The year 1974 marked the first full year in which the Bureau of Indian Affairs (BIA) officially embarked on a policy of advising and assisting American Indian tribes to assume the administration of their own affairs (self-determination). It seeks to strengthen and stabilize tribal governments while continuing to maintain and fulfill its trust responsibilities. BIA trust responsibilities consist of protecting the Indians' land, water, minerals, forests, and other resources. Some positive accomplishments regarding these responsibilities have been the three-stage format for inventorying water resources affecting reservations; the Catalog of Rights Issues, which identifies a multitude of Indian rights problems; the Menominee Restoration; and the Alaska Native Claims Settlement Act. In the area of education, new initiatives are emerging such as more community involvement.
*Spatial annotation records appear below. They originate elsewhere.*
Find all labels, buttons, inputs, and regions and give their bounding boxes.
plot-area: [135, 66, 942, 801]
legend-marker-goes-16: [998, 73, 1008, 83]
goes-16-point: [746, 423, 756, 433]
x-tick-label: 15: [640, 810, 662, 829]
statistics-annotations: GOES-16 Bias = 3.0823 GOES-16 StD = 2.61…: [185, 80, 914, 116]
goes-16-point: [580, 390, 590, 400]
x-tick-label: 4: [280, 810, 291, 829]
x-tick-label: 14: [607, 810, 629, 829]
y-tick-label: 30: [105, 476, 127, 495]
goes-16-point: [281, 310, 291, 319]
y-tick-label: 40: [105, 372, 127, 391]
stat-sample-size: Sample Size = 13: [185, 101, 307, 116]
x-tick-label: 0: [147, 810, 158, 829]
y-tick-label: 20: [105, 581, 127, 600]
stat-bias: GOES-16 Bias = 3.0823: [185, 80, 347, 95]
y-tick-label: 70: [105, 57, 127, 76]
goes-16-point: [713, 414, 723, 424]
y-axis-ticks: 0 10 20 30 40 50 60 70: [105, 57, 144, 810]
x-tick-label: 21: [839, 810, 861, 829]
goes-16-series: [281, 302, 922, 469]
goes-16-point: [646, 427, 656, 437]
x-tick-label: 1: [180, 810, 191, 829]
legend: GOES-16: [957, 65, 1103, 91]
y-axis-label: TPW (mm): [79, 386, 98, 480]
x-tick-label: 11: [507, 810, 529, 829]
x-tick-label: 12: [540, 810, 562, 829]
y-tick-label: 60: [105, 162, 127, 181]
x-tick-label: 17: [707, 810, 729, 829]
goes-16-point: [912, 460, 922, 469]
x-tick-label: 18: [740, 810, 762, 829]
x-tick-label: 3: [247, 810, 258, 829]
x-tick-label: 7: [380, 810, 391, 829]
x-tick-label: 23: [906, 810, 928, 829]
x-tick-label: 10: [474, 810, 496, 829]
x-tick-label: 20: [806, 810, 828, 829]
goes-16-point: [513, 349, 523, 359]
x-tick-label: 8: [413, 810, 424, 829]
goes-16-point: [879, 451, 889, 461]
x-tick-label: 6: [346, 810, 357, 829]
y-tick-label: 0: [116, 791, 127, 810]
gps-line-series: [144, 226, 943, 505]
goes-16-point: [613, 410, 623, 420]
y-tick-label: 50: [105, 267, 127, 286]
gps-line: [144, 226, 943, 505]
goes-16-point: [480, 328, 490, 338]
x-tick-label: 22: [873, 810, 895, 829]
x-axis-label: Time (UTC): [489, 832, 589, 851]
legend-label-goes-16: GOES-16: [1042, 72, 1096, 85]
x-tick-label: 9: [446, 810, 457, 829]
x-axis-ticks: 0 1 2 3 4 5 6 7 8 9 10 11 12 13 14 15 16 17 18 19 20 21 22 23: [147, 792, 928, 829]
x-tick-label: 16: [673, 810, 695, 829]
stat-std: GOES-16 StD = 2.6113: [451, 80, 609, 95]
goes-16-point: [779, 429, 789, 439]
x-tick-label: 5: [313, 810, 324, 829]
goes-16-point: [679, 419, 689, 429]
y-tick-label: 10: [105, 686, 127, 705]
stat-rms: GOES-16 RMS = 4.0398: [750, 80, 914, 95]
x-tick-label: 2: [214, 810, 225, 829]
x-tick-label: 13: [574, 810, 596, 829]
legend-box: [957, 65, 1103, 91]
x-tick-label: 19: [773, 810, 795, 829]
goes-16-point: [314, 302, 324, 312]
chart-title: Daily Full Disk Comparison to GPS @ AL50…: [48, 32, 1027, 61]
Indian services provided by the BIA include: (1) the Tribal Government Development Program, which encourages the growth of self-determination by using program funds to establish effective tribal governments; (2) the implementation of the court decision which restored the off-reservation fishing rights of 14 tribes in western Washington State; (3) housing for Alaska Natives; (4) faster action on roll appeals; and (5) development of tribal resources, such as setting up new enterprises and expanding old ones. (NQ)
Publication Type: Reports - Descriptive
Education Level: N/A
Authoring Institution: Bureau of Indian Affairs (Dept. of Interior), Washington, DC.